Ma come, nel frattempo abbiamo imparato a viaggiare a velocità supersonica, siamo andati e tornati dalla Luna, abbiamo vinto la forza di gravità, abbiamo inventato supercomputer e connesso il pianeta sì che possa collegarmi in un nanosecondo con le isole Fiji e dobbiamo ancora difenderci con le mascherine da un lurido virus che ci porta via nonni e amici?

Beh certo, dal cotone siamo passati all’high tech ffp2 ed ffp3, ma pur sempre mascherine sono (per chi le trova e se le può, profumatamente, pagare).

Ci aspettavamo ben altro: superfarmaci mirati, anticorpi selettivi, vaccini istantanei, trasfusioni, plasmaferesi, dialisi virali, e invece ci date mascherine e distanziamento sociale? Siamo delusi, tutti, tanto, a cominciare da chi aveva vissuto per la Scienza e ci aveva creduto davvero. Scafandri, superbardature in stile medievale, ma che armi abbiamo? Sembriamo alabardieri. La seconda sensazione dopo la delusione è di un profondo ridimensionamento. Ma allora, questo uomo (e donna beninteso) tecnologico, che è anche un po’ decadente per i suoi costumi edonistici ed egoistici, ricade con i piedi sulla terra? Un po’ di senso del limite non ci fa poi male.

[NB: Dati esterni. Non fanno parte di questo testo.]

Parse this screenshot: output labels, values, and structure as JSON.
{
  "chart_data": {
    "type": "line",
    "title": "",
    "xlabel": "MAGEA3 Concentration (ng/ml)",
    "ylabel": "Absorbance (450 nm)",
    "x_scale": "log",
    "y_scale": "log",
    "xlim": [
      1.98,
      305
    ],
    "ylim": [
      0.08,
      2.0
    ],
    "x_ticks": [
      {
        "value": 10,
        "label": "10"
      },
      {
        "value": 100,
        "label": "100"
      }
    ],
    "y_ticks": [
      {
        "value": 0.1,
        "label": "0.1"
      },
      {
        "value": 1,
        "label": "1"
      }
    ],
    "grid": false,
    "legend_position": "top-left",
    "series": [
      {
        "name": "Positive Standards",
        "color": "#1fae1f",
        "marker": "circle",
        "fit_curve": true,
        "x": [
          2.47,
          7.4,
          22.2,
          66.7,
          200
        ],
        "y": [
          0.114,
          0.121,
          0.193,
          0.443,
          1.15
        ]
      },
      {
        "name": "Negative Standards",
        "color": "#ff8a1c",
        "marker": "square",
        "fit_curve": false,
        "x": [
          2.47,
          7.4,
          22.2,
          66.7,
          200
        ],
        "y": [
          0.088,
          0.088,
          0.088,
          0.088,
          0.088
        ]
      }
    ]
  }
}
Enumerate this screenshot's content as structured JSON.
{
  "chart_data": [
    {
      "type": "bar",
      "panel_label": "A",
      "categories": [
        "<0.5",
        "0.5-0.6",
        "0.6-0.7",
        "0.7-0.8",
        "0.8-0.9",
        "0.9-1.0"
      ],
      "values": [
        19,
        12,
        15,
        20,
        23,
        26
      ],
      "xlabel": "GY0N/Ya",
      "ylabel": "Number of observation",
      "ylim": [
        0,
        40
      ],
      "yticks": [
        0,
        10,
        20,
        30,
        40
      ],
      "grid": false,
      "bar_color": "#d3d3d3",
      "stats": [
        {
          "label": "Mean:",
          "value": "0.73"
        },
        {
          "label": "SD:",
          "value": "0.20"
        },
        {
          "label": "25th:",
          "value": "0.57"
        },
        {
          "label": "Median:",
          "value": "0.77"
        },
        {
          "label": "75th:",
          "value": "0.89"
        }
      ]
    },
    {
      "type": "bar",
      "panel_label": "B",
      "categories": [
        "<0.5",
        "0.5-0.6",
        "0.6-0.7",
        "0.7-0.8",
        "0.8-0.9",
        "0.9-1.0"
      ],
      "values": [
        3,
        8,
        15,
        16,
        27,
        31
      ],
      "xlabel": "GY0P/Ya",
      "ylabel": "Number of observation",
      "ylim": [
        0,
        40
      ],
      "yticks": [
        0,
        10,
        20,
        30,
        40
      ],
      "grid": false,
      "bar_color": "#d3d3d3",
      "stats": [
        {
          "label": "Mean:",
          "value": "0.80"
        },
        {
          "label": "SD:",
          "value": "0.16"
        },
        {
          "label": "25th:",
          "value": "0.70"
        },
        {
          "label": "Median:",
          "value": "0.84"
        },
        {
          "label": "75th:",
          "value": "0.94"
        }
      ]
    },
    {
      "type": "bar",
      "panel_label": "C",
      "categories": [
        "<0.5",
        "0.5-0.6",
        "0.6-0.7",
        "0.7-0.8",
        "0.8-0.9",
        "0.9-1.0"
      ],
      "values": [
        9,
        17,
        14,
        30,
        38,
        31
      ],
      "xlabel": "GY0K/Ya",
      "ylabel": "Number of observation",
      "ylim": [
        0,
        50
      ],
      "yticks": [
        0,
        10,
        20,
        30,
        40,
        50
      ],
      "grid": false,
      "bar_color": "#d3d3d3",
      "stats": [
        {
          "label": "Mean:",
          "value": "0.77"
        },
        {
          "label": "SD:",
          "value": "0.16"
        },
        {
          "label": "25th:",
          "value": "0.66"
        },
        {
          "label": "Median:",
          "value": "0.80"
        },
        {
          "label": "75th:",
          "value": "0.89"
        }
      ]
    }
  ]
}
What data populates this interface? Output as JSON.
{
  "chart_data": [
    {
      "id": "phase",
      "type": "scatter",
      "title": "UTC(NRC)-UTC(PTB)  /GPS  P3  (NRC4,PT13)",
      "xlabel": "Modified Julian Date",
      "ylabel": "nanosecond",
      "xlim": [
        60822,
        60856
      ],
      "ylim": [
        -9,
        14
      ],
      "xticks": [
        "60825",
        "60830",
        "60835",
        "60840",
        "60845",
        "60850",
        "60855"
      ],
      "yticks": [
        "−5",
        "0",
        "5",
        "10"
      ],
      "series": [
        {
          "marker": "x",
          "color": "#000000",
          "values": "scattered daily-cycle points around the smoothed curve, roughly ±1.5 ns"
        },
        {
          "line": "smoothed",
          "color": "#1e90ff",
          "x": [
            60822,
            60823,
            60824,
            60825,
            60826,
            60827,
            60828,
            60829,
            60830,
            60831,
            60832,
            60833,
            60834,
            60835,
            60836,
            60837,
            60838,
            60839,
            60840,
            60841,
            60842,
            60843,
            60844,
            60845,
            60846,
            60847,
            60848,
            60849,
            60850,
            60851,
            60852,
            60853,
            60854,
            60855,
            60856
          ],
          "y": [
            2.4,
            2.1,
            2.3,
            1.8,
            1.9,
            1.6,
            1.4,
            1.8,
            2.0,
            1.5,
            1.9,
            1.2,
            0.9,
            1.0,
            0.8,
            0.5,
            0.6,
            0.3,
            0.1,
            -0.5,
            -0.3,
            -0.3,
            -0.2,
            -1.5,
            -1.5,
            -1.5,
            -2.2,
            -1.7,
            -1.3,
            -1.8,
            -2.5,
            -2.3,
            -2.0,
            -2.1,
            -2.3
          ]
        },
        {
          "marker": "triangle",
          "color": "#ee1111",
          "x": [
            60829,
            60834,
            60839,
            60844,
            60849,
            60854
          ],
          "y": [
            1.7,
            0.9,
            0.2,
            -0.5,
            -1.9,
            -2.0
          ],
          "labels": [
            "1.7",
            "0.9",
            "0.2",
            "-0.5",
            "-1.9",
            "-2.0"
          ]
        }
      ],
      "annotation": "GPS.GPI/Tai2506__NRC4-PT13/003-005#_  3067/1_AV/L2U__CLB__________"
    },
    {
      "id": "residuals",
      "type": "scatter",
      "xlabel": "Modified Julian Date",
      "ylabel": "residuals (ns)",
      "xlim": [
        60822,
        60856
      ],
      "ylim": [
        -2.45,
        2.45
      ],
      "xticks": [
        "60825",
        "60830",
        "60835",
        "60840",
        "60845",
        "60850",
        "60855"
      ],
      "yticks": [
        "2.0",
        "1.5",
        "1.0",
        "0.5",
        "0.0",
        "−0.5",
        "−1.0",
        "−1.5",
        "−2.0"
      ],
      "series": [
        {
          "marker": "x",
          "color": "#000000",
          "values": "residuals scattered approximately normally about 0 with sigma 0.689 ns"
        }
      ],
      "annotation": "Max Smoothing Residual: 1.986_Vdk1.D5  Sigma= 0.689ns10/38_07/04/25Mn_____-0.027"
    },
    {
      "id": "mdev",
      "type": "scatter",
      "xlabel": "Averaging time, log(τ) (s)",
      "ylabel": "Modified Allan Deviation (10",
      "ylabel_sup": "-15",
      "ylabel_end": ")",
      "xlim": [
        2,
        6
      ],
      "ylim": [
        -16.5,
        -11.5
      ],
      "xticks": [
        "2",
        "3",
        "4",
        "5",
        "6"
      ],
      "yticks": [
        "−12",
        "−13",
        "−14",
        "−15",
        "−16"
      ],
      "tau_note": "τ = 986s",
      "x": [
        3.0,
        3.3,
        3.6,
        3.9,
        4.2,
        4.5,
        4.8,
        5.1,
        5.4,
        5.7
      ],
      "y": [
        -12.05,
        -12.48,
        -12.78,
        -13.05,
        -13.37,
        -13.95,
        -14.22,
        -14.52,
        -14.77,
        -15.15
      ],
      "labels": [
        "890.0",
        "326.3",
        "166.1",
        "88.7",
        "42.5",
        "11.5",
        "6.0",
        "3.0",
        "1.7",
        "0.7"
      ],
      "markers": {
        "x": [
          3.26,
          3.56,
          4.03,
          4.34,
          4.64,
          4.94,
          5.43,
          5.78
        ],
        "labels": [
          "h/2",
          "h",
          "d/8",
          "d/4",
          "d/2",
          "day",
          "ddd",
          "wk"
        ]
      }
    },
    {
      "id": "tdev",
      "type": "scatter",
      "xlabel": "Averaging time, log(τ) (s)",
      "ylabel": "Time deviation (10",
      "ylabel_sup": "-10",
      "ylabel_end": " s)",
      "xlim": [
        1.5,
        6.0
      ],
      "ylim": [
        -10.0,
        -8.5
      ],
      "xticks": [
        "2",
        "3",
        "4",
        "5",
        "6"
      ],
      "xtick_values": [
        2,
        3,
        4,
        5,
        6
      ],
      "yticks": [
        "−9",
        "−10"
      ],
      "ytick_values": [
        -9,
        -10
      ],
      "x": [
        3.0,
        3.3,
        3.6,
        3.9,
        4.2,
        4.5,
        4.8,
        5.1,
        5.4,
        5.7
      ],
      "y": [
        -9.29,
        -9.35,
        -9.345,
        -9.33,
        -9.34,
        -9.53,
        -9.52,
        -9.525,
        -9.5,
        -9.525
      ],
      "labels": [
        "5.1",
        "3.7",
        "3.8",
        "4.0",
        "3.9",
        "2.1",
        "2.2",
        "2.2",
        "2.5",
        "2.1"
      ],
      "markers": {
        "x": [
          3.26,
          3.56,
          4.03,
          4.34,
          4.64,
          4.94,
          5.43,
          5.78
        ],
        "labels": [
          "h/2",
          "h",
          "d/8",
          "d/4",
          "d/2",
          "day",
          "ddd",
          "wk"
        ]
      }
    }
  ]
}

Credevamo di potere tutto, di vivere tranquillamente e pienamente oltre i cento anni, bastava mettere sul piedistallo l’idolo del momento, ricoprirlo d’oro e ci avrebbe riempiti di certezze e telefonini.

Ieri era un calciatore, un magnate del Web, una rockstar, un politico abile a parole, oggi ci mettiamo un immunologo o un virologo, che sicuramente ci salverà.

Quando poi abbiamo visto che gli stessi scienziati litigano in tv come delle comari in cortile e che invece di superpillole spaccavirus ci fanno stare rinchiusi in 50 metri quadri con gatto e suocera per settimane e mesi, eh no, grazie, che delusione.

Ma riavvolgiamo il nastro: non tutto è un disastro. Diciamo che già in due mesi di epidemia si è capito di più della malattia, e ora i pazienti si curano prima e meglio. Si muore meno e si guarisce prima. Ci aspettavamo di più da chi l’ha vissuta e curata (si fa per dire) prima ma abbiamo imparato anche questo. La seconda lezione è che abbiamo capito di essere molto più fragili di quanto pensassimo, come singoli e come società. Può essere una delusione, ma potrebbe essere un buon punto di partenza per migliorarci. Come? Per esempio nell’indirizzare le risorse. Continuiamo a pagare i ricercatori come straccioni o cambiamo la rotta? Invertiamo la scala dei valori o i nostri pronipoti nel 2120 dovranno cercare affannosamente altri generi di mascherine per la loro pandemia futura?